The Marcellus shale is singularly capping natgas prices today, steadily producing an abundant supply below $4.50 per thousand cubic feet. “It's hard for me to imagine gas doing better than $4.50 in the next couple of years” as a result, he said. “That won't allow prices to appreciate greatly.”

Even as good as is the Marcellus shale, Anadarko has de-emphasized the gas play in its budget, trimming down to four rigs. “The Marcellus is the one place we can look to find the best equilibrium price to actually be able to outlay capital,” he said, “but that's really a maintenance capex.” Going below four rigs loses a lot of cost efficiencies.

“The Marcellus gives us an acceptable rate of return but, frankly, with natural gas in the threes, it doesn't compete well in our portfolio.”

Upside gas opportunities won't help prices either. As data points of what might come next, Anadarko has tested the Geneseo formation on its Marcellus acreage and the Pearsall on its Eagle Ford acreage and, for both, “there's a lot of gas in place,” he confirmed.

The one looming savior for gas prices per Walker: LNG exports.

“The only thing that can change this before 2020 is LNG (liquefied natural gas). Unless we get a new demand function from LNG, I don't know what the demand creation is going to be.”

The world awaits North American LNG, he believes. “Gas coming out of North America has a cost advantage over every other source of LNG in the world.” LNG will continue to be a major energy source for electrical generation for countries that don't produce hydrocarbons, such as South Korea and Japan. “We have a low-cost advantage, which makes a difference to Asian buyers of LNG.”
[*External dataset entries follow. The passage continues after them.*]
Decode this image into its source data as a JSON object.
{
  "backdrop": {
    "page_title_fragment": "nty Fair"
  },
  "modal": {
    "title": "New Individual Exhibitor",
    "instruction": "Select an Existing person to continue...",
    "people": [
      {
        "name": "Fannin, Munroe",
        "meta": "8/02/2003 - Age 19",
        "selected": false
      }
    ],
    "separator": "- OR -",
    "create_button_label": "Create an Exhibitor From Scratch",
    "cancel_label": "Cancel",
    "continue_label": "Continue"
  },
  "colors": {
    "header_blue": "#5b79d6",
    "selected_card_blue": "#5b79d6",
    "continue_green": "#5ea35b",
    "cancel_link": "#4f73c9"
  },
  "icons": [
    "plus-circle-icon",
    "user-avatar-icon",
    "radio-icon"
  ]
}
And though it will take some political will, “the US is well positioned once we get our energy policy associated with LNG.” The Department of Energy has permitted four US export projects so far.
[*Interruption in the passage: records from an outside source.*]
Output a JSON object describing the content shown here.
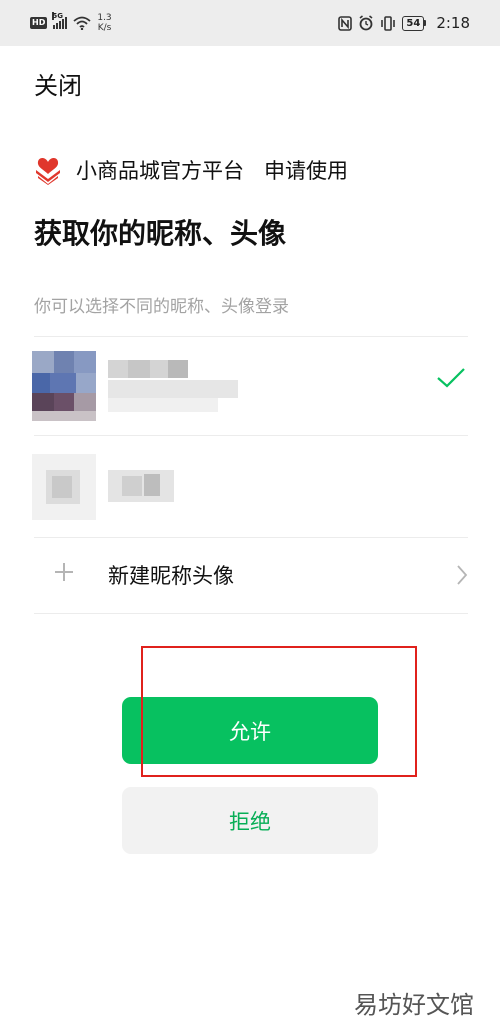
{
  "status_bar": {
    "hd": "HD",
    "net": "5G",
    "speed_value": "1.3",
    "speed_unit": "K/s",
    "battery": "54",
    "time": "2:18"
  },
  "header": {
    "close_label": "关闭"
  },
  "app": {
    "name": "小商品城官方平台",
    "request_label": "申请使用",
    "brand_color": "#e0372c"
  },
  "title": "获取你的昵称、头像",
  "subtitle": "你可以选择不同的昵称、头像登录",
  "accounts": [
    {
      "selected": true
    },
    {
      "selected": false
    }
  ],
  "new_profile": {
    "label": "新建昵称头像"
  },
  "buttons": {
    "allow": "允许",
    "deny": "拒绝"
  },
  "colors": {
    "accent": "#07c160",
    "deny_text": "#06ae56",
    "highlight": "#e0211c"
  },
  "watermark": "易坊好文馆"
}
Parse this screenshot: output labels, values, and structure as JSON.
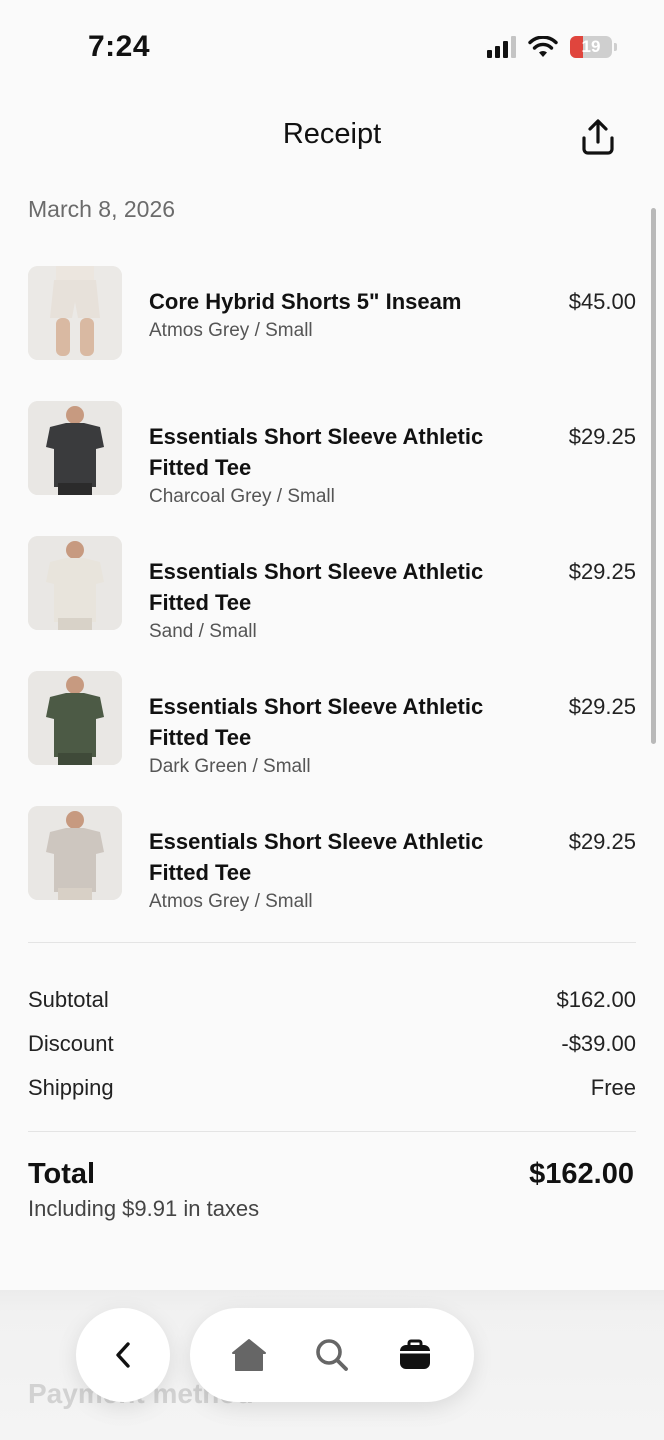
{
  "status_bar": {
    "time": "7:24",
    "battery": "19"
  },
  "header": {
    "title": "Receipt",
    "share_icon": "share-icon"
  },
  "date": "March 8, 2026",
  "items": [
    {
      "name": "Core Hybrid Shorts 5\" Inseam",
      "variant": "Atmos Grey / Small",
      "price": "$45.00",
      "color": "#e7e1da"
    },
    {
      "name": "Essentials Short Sleeve Athletic Fitted Tee",
      "variant": "Charcoal Grey / Small",
      "price": "$29.25",
      "color": "#3a3b3d"
    },
    {
      "name": "Essentials Short Sleeve Athletic Fitted Tee",
      "variant": "Sand / Small",
      "price": "$29.25",
      "color": "#e8e4dc"
    },
    {
      "name": "Essentials Short Sleeve Athletic Fitted Tee",
      "variant": "Dark Green / Small",
      "price": "$29.25",
      "color": "#4c5a45"
    },
    {
      "name": "Essentials Short Sleeve Athletic Fitted Tee",
      "variant": "Atmos Grey / Small",
      "price": "$29.25",
      "color": "#cdc6bf"
    }
  ],
  "summary": {
    "subtotal_label": "Subtotal",
    "subtotal_value": "$162.00",
    "discount_label": "Discount",
    "discount_value": "-$39.00",
    "shipping_label": "Shipping",
    "shipping_value": "Free"
  },
  "total": {
    "label": "Total",
    "value": "$162.00",
    "tax_note": "Including $9.91 in taxes"
  },
  "section_peek": "Payment method",
  "bottom_nav": {
    "back_icon": "chevron-left-icon",
    "items": [
      "home-icon",
      "search-icon",
      "bag-icon"
    ]
  }
}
LNG is near to Anadarko's heart, if not its Houston home base. The international explorer is co-developing its own LNG export facility in Mozambique, fed by its prolific offshore Rovuma Basin discoveries estimated to contain “north of 100 Tcf (trillion cubic feet) of gas in place.”

But what irks Walker most is the resistance of petrochemical companies to US LNG export. “It's surprising to me that the Dow Chemical CEO can continue to argue that LNG should not be shipped,” he said. “He has a perfect storm: low ethane prices and low gas prices for his feedstock.”

The US will always have a cost advantage due to the amount of natural gas in place, he argued. “If gas goes from $3 to $5 (in the US), that means Europe goes from $8 to $10. The delta is always going to be there for chemical producers.”

For natural gas liquids, Walker projects propane and heavier liquids will find equilibrium, as they are exportable. Ethane, though, will remain challenged through 2016. “Until the petrochem build-out occurs, we don't have much of a reason to feel good about that.”

Oil prices will remain range bound through 2020, he projected. “Even in a bull case, I don't think oil is sustainable above $120, nor do I think it has a lot of risk below $80.” Demand from China and East Asia will only increase, he said, but supply from non-OPEC production, including the US, could play to the bear side, ultimately balancing. He confessed that Anadarko's deep-water exploration needs the high end. “The reality is, the deepwater doesn't work at $80; it needs somewhere north of $100 for it to work.”

With an international portfolio in various developing countries, geopolitical risk is always on Walker's mind, but Anadarko's biggest risk is not in Mozambique or Algeria, he said. Rather, “it's the state of Colorado,” where Anadarko holds 350,000 acres in the Niobrara.

“If Colorado passes a two-year ban on hydraulic fracturing,” as is being proposed as a ballot item, “which state is going to be next? All of a sudden the way we produce oil and gas is going to change. The only way I can think to manage that is diversity of assets.”